Should We Super-Size Microfinance?

A balanced approach to combating poverty is still what we need most.

A balanced approach to combating poverty is still what we need most.
4/24/08
KARLA CORNEJO

It’s hard for me to believe that only a while back, I had to define the concept of microfinance to friends whenever I brought it up (it was hard for them to believe that I wanted involvement — willing, conscious involvement — in anything with the word “finance” as its root, but let’s put that aside for now). That’s hardly the case anymore. Microfinance has enjoyed a steady boom in its popularity in recent years, due in part to extensive media coverage and celebrity philanthropists’ support.

Natalie Portman ’03 has said that it is “amazing that the world is not investing more in this resource.” All the attention being paid to microfinance has attracted the attention of some powerful people. Muhammad Yunus started Grameen Bank with loans totaling $1,134 dollars split between 42 families. Now, companies like SKS Microfinance are pursuing for-profit microfinance on the scale of hundreds of millions of dollars.

Is for-profit really the way to go? And is microfinance going to be, as some have suggested, the ultimate elixir to cure world poverty?

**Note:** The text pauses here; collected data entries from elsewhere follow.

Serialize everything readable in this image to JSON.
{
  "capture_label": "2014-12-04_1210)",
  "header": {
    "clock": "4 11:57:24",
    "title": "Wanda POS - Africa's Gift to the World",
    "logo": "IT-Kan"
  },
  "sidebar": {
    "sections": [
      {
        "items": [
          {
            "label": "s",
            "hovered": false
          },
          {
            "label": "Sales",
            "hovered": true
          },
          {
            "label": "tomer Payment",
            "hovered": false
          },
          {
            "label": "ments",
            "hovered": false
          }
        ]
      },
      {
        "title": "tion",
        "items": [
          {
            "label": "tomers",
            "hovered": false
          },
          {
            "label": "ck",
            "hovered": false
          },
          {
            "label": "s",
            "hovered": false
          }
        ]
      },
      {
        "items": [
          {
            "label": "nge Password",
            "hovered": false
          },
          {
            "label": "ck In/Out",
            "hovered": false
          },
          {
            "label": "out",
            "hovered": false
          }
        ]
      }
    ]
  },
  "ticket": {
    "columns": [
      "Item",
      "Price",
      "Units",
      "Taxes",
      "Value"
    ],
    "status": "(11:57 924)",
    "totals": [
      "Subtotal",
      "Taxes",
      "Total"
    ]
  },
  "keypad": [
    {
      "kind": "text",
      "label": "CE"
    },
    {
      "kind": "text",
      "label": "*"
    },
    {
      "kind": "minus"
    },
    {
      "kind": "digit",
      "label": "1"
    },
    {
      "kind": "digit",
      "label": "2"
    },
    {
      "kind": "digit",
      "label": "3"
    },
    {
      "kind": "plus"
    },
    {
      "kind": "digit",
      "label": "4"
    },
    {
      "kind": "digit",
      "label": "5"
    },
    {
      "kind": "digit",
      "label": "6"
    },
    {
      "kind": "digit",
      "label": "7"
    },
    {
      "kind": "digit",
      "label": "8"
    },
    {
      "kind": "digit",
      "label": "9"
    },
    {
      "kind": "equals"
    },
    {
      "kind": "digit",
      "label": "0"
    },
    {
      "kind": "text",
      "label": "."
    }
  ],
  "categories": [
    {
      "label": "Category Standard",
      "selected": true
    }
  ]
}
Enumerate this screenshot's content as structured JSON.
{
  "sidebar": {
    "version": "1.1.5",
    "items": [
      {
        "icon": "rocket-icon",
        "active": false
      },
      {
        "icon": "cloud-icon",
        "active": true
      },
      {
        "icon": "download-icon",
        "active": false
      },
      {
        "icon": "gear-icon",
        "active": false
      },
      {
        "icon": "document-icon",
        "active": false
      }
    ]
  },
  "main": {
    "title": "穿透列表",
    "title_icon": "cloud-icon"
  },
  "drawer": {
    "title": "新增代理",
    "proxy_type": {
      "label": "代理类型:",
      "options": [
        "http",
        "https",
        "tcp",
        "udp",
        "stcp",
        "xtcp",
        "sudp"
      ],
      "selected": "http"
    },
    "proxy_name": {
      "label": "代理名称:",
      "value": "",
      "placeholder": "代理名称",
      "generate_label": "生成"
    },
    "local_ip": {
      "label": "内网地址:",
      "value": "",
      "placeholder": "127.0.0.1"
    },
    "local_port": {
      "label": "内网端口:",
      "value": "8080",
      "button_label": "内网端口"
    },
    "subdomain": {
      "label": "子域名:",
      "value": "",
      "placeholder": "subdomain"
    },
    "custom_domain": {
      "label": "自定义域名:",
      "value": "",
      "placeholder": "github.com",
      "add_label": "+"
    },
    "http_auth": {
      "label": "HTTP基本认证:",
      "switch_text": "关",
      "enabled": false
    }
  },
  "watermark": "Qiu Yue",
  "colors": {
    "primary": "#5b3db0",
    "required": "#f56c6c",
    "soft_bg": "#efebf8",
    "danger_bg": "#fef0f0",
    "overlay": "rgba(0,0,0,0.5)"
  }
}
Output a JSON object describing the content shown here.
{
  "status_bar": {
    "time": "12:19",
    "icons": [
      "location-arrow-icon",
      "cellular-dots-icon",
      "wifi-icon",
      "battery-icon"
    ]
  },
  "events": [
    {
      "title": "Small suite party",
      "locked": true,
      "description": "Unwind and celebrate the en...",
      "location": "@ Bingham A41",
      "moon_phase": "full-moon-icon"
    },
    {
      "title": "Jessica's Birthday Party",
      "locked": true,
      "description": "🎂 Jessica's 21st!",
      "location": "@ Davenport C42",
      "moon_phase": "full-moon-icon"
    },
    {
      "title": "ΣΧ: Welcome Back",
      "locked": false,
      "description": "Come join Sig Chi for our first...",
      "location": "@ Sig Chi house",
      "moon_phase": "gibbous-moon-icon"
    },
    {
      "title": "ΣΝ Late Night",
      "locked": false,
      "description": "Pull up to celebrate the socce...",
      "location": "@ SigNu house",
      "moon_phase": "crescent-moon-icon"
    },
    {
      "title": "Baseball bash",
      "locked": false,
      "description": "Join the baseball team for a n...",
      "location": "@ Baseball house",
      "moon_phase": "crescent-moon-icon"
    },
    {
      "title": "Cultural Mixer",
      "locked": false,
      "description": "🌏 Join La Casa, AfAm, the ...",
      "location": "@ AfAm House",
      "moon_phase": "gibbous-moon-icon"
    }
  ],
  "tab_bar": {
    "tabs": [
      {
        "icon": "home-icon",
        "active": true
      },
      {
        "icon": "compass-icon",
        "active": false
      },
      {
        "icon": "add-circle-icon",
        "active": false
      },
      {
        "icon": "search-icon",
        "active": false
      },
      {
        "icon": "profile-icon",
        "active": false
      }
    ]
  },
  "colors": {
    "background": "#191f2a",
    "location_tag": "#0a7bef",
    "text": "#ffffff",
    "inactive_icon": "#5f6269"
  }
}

There is debate over what Connie Bruck, in an article for the New Yorker, characterized as a “conflict, between pure do-gooders and profit-minded do-gooders,” and both sides have garnered support for their ideology.

Muhammad Yunus, winner of the 2006 Nobel Peace Prize for his founding of and work with pioneering microfinancer Grameen Bank, has been critical of the profit-minded approach: “You make money somewhere else. Here, you come to help them. When they have enough flesh and blood in their bodies, go and suck them, no problem. But, until then, don’t do that. Whatever money you are taking away, keep it with them instead, so they can come out more quickly from poverty.”

Yunus’s conservative stance is not a result of an aversion to profit-minded endeavors in general, but rather a result of suspicion that the profit motive might distract from the ultimate goals of microfinance. I share Yunus’s worry about “mission drift.” Helping others improve their lives should be the goal, not a goal of microfinance; it is difficult enough to help people pull themselves out of extreme poverty without expecting to turn a profit in the process.

I also have qualms with the extreme optimism about microfinance; optimism that has taken focus away from other areas of poverty relief that are equally or more important. We’ve all heard about how a microloan can change a life. I hear about the woman in Uganda who received a microloan and was able to leave her abusive husband, is putting her children through school, and is employing other women in her village for her small business, and I know that that’s a change in which I’m interested.

Shooting high is an effective way of assuring high-performance, but when microfinance is held up as the ultimate means by which to achieve global poverty eradication, potential supporters and clients will be devastated when statistics show substantial improvements in individual lives and villages, but not dramatically reduced poverty on a macro level.

In order to salvage practicality and efficiency, it may be necessary to forgo idealism. People are going to fall through the cracks. Not everyone is in a position to benefit from a $100 cash loan. When economies have pancaked, governments have been corrupted or destroyed, areas have been devastated by drought and famine, populations have been made answerable to criminal syndicates — these are situations where the problems have come from the top down. Solutions need to come from the top down, in addition to through bottom-up action.

Microfinance is a great idea, but we need more great ideas and solutions to the problem of extreme poverty. If enthusiasm for microfinance stops us from addressing at real social problems through a different lens, then it can conceivably do more harm than good.